The contents of this book were adapted from radio broadcasts Lewis made during World War 2. Lewis went on the BBC to provide information and comfort for a war-weary land. In the Preface to this book, he explained his purpose.

…I have thought the best…service I could do for my unbelieving neighbors was to explain and defend the belief that has  been common to nearly all Christians at all times.

He also explained what wasn’t his purpose.

…I offer no help to anyone who is hesitating between two Christian ‘denominations’. You will not learn from me whether you ought to become an Anglican, a Methodist, a Presbyterian, or a Roman Catholic. This omission is intentional.

Why did Lewis decide to make his broadcasts in this manner?

…the questions which divide Christians from one another often involve points of high Theology or even ecclesiastical history…

And Lewis achieved this in the book. He talked about “mere” Christianity, or, perhaps another way to understand it is Christianity stripped of everything that divides us. leaving only what unites us. The examples of this in the book are many, and I’ll not give them here.

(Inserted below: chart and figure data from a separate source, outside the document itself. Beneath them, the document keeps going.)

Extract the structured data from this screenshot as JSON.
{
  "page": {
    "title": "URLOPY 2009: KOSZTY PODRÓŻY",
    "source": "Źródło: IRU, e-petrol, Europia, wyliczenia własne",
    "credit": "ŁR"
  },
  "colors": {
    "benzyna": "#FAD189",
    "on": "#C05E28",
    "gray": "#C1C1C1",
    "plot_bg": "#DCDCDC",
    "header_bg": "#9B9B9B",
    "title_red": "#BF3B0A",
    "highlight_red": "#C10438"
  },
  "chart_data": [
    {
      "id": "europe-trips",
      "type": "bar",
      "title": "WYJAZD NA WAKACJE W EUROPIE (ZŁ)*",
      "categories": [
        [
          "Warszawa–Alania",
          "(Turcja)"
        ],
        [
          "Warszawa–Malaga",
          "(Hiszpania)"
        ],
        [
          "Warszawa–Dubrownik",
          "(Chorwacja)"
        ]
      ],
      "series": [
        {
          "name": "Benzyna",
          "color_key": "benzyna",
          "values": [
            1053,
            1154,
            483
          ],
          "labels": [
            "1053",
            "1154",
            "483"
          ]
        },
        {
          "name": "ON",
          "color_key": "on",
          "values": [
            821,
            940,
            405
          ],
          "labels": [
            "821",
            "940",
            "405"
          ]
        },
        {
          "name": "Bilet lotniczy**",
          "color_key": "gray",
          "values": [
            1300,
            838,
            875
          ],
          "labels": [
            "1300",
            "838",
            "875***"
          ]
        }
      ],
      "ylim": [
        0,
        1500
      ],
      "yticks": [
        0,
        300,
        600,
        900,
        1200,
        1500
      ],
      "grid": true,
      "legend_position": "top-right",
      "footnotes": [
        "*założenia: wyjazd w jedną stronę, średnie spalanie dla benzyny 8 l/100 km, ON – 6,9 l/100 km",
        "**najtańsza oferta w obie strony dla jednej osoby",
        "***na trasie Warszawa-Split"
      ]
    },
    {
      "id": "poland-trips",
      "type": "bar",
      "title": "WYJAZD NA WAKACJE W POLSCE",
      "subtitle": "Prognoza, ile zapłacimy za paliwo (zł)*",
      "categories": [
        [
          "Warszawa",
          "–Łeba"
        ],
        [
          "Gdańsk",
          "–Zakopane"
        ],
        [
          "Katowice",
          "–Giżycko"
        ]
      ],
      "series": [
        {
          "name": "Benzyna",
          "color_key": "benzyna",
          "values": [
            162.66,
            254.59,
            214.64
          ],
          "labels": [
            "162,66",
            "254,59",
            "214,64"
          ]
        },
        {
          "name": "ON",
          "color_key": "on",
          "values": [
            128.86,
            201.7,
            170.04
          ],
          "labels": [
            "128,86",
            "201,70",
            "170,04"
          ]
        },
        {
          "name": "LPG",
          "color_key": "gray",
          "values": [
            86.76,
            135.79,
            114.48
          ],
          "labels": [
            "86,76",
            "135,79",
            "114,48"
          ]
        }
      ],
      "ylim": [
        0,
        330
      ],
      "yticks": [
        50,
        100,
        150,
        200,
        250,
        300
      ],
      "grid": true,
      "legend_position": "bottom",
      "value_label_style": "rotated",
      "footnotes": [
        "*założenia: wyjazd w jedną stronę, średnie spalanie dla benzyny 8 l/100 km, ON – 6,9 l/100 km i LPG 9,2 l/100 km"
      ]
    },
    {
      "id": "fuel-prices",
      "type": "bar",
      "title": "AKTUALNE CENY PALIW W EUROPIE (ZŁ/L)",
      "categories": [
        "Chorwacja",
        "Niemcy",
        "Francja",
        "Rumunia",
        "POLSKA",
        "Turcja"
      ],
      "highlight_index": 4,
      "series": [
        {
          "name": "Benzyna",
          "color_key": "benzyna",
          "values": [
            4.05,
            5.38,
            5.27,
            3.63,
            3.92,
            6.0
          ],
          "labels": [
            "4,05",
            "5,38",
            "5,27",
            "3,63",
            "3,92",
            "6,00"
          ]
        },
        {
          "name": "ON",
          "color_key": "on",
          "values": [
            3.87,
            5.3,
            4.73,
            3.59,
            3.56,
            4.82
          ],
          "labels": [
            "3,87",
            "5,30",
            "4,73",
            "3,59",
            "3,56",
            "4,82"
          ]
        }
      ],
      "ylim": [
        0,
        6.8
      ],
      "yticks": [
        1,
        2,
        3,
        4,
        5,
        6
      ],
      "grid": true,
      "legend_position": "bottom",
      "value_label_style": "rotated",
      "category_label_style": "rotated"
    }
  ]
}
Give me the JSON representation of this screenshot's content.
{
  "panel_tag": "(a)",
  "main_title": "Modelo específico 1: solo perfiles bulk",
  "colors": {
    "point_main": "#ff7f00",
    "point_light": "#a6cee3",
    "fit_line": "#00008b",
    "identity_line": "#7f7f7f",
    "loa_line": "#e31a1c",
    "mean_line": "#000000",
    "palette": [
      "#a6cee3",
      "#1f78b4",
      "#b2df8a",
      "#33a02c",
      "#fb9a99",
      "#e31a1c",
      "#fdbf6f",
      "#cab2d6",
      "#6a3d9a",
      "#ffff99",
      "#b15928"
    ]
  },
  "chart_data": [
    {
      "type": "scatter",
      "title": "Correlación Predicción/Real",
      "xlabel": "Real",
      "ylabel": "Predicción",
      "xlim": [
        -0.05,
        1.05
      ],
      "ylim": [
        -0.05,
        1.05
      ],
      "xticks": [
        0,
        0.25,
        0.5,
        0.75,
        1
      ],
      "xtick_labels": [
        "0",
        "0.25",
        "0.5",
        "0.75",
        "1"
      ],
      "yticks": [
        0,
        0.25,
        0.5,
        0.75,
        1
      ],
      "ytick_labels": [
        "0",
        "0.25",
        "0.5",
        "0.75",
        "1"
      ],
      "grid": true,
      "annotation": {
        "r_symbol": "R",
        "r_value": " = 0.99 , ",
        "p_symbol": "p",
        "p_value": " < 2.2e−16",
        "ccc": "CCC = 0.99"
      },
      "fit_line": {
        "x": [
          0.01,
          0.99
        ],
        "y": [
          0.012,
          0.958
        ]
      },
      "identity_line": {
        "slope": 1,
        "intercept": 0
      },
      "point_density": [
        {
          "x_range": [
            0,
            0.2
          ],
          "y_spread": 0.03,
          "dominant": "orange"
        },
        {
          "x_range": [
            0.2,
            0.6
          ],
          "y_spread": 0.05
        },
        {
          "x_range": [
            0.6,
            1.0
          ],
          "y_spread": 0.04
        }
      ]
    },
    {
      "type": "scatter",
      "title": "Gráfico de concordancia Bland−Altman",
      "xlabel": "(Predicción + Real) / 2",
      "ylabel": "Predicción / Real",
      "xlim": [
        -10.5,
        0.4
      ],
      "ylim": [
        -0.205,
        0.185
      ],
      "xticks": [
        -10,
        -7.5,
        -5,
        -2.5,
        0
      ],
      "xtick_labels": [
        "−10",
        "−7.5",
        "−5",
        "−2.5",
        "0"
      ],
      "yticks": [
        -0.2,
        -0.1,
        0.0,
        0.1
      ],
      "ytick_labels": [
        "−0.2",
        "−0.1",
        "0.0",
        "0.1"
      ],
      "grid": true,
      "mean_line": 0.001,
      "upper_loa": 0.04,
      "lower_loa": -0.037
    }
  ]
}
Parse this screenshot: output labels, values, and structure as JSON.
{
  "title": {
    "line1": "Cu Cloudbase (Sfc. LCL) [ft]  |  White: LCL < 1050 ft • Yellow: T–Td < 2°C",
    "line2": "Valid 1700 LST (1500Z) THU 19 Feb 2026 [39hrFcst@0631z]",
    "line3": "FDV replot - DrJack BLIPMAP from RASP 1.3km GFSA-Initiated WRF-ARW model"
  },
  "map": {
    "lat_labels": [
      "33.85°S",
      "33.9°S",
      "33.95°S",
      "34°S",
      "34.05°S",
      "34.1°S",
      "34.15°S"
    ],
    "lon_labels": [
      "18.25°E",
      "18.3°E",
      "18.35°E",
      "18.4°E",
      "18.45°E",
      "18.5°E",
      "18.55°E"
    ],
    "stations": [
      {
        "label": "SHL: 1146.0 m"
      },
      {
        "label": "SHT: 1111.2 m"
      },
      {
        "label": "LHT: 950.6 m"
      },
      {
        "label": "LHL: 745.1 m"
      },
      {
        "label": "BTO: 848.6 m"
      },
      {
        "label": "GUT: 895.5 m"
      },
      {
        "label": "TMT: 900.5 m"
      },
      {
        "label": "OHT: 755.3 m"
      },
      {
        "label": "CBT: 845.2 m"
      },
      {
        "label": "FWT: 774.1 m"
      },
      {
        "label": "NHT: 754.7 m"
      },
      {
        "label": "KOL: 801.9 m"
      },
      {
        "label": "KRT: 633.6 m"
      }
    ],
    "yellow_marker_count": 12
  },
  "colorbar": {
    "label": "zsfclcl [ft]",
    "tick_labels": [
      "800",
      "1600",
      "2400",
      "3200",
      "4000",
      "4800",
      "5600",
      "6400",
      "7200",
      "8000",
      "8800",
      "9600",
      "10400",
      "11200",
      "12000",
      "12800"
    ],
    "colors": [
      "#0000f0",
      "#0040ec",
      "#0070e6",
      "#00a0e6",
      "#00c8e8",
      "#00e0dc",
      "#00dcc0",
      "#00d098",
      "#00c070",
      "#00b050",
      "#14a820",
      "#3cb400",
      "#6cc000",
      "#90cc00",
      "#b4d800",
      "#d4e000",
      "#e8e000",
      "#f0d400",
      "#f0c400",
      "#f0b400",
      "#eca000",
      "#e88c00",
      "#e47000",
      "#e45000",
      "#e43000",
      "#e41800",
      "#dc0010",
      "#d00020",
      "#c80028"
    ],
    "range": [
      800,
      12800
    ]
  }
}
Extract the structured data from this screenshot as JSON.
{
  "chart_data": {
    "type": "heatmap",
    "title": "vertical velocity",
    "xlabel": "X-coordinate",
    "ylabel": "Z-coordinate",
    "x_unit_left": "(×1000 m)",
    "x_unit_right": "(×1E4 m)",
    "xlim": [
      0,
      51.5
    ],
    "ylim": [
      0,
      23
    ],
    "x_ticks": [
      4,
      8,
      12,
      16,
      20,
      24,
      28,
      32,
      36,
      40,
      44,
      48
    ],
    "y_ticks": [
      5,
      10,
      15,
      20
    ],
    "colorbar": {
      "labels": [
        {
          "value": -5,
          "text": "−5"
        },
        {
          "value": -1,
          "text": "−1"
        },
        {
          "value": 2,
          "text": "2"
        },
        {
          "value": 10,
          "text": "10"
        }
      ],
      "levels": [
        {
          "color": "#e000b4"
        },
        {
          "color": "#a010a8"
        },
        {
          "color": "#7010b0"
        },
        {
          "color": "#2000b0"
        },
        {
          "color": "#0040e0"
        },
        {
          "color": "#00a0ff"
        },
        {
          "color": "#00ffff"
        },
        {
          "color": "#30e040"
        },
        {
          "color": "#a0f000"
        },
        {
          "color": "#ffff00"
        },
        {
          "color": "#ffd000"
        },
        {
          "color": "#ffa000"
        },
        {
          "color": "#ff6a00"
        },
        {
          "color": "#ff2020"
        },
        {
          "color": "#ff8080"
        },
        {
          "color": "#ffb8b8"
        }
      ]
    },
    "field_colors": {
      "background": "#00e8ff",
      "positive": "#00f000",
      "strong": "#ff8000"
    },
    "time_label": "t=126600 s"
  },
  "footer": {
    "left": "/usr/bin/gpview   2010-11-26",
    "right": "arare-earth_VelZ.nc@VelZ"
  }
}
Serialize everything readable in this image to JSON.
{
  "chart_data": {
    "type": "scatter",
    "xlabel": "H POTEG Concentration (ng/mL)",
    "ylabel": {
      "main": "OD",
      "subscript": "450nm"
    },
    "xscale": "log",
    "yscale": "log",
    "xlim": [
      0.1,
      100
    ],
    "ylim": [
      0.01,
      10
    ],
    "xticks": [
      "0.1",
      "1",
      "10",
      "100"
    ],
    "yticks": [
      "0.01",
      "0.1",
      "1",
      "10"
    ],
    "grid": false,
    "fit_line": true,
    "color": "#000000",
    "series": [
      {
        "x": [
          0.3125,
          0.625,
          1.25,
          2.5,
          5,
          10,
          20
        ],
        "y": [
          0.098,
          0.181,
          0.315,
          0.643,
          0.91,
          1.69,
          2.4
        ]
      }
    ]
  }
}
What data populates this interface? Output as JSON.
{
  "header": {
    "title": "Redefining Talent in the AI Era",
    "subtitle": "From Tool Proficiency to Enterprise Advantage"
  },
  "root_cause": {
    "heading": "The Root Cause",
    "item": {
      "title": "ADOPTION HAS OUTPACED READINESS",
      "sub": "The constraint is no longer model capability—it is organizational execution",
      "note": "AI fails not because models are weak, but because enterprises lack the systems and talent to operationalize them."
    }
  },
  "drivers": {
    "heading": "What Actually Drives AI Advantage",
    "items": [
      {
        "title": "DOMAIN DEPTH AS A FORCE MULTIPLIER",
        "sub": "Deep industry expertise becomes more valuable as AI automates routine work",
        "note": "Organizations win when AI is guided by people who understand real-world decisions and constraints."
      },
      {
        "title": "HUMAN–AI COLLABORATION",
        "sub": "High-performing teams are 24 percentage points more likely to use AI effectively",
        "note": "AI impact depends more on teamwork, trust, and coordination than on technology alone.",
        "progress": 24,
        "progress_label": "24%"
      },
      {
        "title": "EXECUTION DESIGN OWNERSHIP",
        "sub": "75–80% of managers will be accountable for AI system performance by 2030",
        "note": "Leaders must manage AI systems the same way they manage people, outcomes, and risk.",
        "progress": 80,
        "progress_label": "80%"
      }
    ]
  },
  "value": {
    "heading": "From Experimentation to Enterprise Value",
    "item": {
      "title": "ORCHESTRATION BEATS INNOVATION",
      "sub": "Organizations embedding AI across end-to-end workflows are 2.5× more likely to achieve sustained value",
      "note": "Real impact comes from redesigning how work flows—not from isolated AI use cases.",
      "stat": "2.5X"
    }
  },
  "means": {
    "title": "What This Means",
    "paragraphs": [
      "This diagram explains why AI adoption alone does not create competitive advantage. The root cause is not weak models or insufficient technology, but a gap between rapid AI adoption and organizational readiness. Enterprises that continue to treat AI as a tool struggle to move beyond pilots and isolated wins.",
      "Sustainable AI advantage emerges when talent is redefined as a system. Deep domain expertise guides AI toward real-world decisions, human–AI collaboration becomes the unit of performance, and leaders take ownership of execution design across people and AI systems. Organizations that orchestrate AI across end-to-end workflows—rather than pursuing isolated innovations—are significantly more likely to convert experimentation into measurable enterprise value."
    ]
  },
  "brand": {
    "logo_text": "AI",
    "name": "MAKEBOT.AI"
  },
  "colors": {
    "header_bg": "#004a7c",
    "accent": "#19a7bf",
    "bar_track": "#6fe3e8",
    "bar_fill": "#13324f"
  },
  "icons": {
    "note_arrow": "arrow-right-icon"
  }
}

Lewis is considered an intellectual, which was probably the reason I delayed so long to read this, thinking it would be difficult to understand. It really wasn’t. The first few chapters deal with moral codes that are common to all cultures. Where do they come from? Lewis concluded that the universality of these codes was evidence that they came from God, an important discovery on his road first to theism then to Christianity.

If you haven’t read this, I urge you to do so. It was excellent, and will help any Christian better understand the faith.

For this book, there’s no question that this will become part of my permanent library. I don’t think I’ll reread it immediately, but will someday.